Преображение миллионера (ЛП) - Саймон Нэйма. Страница 24

В этот момент в комнате раздался призрачный, похожий на пение птицы звук флейты, к которому вскоре присоединился легкий перелив акустической гитары. Спустя мгновение воздух наполнила сладкая мелодия скрипки, присоединяясь к традиционной балладе, которую исполнял квартет молодых мужчин, расположившийся на небольшом возвышении в углу паба.

«Ярмарка в Скарборо»3.

Найл закрыл глаза, потерял себя в музыке, которая рассказывала о прошлых временах, но смысл ее проходил сквозь века. Мелодия резонировала в его душе, увлекала его своим заклятьем. И, когда прозвучала и угасла последняя грустная нота, обруч, будто стягивающий его грудь, расслабился, позволяя сделать глубокий вдох.

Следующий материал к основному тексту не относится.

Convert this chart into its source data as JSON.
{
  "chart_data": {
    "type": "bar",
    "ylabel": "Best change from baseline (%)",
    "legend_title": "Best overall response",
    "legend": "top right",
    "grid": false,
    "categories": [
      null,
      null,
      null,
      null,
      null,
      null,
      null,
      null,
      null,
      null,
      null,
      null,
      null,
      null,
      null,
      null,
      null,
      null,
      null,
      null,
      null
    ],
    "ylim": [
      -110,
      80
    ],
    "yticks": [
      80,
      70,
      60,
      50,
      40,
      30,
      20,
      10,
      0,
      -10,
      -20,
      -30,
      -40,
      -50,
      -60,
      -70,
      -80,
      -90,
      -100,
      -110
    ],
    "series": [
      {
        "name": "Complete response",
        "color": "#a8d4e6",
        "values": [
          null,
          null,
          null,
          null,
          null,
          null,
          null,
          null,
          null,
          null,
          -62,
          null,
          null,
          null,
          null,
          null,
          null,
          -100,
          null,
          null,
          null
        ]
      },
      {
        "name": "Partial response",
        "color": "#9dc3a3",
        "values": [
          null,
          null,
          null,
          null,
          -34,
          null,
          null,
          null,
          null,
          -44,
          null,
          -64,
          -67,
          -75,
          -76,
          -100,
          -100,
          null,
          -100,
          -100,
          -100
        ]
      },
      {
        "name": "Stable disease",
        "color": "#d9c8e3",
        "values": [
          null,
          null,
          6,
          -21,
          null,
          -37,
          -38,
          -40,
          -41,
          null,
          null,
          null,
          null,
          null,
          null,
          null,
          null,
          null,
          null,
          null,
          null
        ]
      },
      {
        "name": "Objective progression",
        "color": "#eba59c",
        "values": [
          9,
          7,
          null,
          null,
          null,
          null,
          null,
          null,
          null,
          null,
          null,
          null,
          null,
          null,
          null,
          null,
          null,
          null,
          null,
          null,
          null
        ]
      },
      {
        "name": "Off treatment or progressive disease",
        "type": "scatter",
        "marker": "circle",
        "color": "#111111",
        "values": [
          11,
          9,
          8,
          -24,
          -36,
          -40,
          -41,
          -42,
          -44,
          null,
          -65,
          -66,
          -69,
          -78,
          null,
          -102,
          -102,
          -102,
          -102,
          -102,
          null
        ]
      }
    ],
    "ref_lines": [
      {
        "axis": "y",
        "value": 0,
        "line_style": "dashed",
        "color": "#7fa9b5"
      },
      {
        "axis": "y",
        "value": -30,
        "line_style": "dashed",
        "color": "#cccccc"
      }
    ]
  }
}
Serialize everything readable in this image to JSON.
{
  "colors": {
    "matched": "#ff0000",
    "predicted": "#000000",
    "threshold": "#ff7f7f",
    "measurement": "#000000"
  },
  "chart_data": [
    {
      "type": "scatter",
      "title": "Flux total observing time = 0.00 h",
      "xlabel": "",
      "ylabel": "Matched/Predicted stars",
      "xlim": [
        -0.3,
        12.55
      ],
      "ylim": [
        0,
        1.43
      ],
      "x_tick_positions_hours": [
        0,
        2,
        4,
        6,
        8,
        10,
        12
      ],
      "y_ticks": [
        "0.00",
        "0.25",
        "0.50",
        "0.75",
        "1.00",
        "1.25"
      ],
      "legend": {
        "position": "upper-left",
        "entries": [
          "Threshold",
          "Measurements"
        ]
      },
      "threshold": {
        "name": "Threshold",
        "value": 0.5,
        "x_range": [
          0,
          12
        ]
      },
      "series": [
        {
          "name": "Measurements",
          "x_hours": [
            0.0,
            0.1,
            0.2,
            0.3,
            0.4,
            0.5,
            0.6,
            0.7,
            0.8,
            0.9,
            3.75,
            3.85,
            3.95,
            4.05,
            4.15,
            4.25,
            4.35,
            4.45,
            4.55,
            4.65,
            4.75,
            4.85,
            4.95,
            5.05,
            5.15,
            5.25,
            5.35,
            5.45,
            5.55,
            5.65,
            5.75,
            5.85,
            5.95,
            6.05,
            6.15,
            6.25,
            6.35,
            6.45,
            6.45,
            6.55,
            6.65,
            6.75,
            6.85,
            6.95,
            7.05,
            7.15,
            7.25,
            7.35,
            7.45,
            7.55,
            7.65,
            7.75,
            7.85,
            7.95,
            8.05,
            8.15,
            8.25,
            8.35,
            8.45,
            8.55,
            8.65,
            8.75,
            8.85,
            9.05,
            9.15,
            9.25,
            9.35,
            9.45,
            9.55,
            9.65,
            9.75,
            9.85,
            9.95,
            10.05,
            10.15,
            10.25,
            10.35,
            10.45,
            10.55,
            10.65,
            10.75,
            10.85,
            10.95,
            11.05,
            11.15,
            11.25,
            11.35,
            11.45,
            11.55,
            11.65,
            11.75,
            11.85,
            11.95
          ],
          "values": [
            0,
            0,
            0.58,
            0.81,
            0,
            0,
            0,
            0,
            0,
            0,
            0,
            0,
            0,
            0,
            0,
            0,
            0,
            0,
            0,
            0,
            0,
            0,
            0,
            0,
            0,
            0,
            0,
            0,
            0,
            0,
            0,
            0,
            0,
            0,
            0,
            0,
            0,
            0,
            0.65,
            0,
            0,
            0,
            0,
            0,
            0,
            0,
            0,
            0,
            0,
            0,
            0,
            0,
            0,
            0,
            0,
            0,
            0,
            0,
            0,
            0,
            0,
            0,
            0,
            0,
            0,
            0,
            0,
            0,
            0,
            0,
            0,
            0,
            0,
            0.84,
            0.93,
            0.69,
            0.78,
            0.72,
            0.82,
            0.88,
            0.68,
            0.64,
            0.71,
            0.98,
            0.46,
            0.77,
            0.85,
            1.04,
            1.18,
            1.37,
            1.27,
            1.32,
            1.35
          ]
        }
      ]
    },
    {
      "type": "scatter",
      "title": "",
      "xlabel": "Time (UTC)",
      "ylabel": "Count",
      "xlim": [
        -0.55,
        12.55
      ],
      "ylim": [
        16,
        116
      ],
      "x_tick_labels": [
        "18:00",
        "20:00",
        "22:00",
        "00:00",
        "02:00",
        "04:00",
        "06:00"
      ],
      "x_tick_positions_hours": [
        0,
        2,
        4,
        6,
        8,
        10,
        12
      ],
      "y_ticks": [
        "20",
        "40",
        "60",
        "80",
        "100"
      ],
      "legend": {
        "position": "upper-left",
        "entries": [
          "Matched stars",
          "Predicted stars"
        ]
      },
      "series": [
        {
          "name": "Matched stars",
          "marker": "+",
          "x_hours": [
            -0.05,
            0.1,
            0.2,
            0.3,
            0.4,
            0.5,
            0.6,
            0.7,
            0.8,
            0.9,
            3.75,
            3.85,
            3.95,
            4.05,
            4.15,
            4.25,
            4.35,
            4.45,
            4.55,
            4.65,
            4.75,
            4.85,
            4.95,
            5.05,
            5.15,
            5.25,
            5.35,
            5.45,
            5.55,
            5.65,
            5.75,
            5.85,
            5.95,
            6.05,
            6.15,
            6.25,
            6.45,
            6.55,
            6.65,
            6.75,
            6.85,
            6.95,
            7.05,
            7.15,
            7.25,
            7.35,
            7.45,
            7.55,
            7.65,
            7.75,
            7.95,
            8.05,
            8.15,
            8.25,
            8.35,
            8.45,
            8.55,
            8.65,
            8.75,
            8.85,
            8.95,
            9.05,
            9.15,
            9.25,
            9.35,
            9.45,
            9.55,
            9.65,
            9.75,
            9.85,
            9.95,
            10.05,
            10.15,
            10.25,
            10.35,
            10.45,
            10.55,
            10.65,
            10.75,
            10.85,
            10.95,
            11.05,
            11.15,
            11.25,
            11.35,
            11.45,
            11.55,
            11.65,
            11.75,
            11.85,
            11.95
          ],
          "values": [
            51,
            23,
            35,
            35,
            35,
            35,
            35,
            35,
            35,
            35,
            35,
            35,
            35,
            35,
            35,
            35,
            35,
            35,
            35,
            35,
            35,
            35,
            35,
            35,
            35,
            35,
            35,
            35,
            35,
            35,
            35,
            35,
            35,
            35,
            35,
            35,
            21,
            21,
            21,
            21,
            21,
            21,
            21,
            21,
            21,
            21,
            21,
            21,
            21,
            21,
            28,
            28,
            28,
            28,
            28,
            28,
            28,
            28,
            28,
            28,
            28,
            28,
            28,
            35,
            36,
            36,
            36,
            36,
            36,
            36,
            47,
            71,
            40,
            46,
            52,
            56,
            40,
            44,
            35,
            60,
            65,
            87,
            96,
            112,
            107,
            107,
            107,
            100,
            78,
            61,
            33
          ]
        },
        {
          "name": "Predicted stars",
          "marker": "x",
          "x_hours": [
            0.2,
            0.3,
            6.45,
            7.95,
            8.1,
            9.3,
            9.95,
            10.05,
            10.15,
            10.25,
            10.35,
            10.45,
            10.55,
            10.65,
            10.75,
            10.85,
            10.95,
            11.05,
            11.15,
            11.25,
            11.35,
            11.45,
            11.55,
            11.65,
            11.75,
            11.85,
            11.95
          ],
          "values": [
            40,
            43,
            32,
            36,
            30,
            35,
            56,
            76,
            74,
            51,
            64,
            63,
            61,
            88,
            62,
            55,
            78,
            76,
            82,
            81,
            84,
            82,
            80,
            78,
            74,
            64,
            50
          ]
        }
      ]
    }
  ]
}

Мужчина поднял ресницы. Обнаружил, что Хлоя изучает его внимательным взглядом, который, казалось, проник слишком глубоко. Особенно, когда он хотел сохранить тайну. Девушка потянулась через стол, взяла его за левую руку и перевернула ее. Очень нежно она начала водить по кончикам его пальцев.

– Мне нравилось смотреть, как ты играешь, – проработала она. – У тебя всегда было одно и то же выражение лица. Увлеченное. Отсутствующее, – добавила она. – Как будто твое тело все еще было здесь, но разумом, душой ты ушел туда, куда тебя уносила музыка. Я завидовала тебе.

Никто никогда не описывал чувство, которое он испытал на мгновение. Так совершенно. Его выбило из колеи то, что Хлоя знала... что она могла понять его как никто другой.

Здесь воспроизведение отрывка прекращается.